Marks ve Engels Marksizmin kuruluşu döneminde Komünist Manifesto’da “Bütün Ülkelerin İşçileri Birleşiniz” sloganını formüle etmişlerdi. Bu slogan bilimsel sosyalizmin tarihsel kuruluş sürecine de uygun düşüyordu. Lenin bu sloganı çağının koşullar altında “politize” etti; 20. yüzyıla damgasını vuracak “Bütün Ülkelerin İşçileri ve Ezilen Halklar Birleşiniz” sloganını yükseltti. Ve bu sloganın tanımladığı devrimci stratejinin temellerini attı.
Günümüzde Lenin’in ve III. Enternasyonal'in devrimci izini süren biz Marksist Leninist komünistler, “Bütün Ülkelerin İşçileri Ve Ezilenleri Birleşiniz” sloganını geliştiridk; tekelci kapitalizmin emperyalist küreselleşme evresi ve kapitalizmin varoluşasal krizi koşullarında Lenin’in devrimci duruşu ve çizgisini güncellediğimize inanıyoruz.
Yoldaşlar
1989-90 dönemecinde modern revizyonist SSCB’nin çözülüş ve çöküşü, Varşova Paktı’nın dağılmasıyla birlikte dünya burjuvazisi “Soğuk Savaş”ı kazandığını ve “tarihin sonu”nu ilan etti.
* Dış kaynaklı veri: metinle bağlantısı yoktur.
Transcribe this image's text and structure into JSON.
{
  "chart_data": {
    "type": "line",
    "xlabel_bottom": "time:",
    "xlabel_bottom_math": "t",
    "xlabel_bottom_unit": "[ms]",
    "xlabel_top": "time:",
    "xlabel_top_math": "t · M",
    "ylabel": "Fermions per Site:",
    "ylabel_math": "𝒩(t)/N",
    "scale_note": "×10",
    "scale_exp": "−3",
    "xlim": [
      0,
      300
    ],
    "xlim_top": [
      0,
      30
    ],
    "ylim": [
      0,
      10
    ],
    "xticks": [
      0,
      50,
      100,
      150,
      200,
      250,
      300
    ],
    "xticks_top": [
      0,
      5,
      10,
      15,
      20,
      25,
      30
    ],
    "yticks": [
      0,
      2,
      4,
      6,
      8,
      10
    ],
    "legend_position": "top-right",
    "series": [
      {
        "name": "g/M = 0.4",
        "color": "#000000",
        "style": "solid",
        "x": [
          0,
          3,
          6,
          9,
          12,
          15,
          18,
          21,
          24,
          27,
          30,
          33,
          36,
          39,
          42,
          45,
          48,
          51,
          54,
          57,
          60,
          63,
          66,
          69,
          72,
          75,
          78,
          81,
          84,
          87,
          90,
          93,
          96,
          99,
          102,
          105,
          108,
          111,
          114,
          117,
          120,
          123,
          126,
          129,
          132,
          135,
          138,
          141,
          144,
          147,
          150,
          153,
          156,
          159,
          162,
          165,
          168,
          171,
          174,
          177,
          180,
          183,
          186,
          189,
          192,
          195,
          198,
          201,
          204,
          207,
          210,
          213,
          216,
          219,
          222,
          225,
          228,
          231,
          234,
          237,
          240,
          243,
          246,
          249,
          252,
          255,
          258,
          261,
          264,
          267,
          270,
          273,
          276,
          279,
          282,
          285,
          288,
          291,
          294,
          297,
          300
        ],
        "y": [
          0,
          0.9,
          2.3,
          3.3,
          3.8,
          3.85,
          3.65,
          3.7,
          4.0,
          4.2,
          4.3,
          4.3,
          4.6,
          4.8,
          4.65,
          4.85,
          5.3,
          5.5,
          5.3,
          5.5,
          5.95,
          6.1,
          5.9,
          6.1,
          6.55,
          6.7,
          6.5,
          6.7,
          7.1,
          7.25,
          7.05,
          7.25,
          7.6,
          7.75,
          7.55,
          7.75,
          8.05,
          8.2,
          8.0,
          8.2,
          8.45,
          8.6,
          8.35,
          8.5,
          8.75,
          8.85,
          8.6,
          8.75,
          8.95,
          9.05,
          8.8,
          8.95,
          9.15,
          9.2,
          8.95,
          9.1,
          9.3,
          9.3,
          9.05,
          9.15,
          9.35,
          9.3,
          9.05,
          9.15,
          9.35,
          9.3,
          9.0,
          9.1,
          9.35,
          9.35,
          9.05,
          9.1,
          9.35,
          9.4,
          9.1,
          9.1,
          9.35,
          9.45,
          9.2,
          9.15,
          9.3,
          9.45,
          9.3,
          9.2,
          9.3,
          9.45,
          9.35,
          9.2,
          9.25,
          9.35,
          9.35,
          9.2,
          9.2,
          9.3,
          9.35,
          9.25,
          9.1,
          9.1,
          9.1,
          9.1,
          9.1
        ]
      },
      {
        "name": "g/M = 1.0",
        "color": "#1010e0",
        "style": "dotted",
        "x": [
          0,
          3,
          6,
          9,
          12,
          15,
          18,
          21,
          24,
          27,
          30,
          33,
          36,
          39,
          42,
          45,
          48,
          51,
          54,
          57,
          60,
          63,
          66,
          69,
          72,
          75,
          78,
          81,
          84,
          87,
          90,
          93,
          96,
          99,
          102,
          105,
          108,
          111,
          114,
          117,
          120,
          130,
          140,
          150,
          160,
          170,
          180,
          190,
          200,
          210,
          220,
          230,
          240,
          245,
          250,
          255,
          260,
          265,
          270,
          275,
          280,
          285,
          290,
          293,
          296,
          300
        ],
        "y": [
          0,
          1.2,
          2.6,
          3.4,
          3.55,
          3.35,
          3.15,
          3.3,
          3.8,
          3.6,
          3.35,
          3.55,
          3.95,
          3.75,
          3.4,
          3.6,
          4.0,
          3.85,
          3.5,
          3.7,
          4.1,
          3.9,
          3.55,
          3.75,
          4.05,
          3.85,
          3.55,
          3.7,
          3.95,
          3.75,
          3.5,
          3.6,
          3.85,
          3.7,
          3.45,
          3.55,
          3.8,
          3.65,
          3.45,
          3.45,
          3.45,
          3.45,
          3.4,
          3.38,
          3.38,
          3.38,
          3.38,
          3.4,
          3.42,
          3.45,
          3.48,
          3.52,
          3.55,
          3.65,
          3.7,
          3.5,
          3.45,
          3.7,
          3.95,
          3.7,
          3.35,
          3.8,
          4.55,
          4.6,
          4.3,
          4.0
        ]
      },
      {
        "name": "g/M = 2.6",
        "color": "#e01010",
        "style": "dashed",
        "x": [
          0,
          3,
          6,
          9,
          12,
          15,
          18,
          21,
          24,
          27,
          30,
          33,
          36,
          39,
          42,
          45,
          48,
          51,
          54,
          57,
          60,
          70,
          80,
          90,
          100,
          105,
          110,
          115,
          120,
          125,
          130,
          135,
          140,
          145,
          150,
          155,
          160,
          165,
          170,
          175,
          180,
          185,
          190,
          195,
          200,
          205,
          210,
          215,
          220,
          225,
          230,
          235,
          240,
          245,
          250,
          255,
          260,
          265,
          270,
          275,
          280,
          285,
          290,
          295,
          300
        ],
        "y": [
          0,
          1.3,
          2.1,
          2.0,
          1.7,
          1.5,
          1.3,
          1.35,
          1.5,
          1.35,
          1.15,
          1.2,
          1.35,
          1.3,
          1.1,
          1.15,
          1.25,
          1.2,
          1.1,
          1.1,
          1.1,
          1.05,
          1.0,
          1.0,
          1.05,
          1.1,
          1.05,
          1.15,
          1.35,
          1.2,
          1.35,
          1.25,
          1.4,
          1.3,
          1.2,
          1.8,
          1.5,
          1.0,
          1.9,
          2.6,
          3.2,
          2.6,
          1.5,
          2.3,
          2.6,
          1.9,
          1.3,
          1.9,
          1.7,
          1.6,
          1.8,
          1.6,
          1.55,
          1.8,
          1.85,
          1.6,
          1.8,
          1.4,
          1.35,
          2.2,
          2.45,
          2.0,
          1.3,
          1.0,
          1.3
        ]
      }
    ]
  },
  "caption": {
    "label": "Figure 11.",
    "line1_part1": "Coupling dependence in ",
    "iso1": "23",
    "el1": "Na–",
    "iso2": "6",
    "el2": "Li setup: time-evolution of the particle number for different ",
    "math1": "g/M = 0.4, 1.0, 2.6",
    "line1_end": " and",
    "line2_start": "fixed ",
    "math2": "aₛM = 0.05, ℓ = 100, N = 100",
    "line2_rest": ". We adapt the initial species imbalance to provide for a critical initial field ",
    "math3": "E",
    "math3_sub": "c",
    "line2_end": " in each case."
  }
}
Bütün dünyaya muazzam bir gericilik dalgası ve umutsuzluk yayıldı. Devrimci ve komünist hareket içerisinde tasfiyeci ideolojik çözülme ve teslimiyet belirleyici gelişmeler oldu. Bu süreçte tasfiyecilik, ideolojik ve örgütsel bunalım dünyadaki devrimci, ulusal devrimci ve komünist hareketi kuşatması altına aldı, özetle dünya komünist hareketi bir yapısal kriz sürecine girdi.
Son on yıllık dönemde mayalanan halk isyanları, kitle grevleri ve genel grev dalgaları ile komünist öncülük ve önderlik iddiasının buluşamaması dünya komünist hareketinin yapısal kriz gerçekliğine işaret ediyor.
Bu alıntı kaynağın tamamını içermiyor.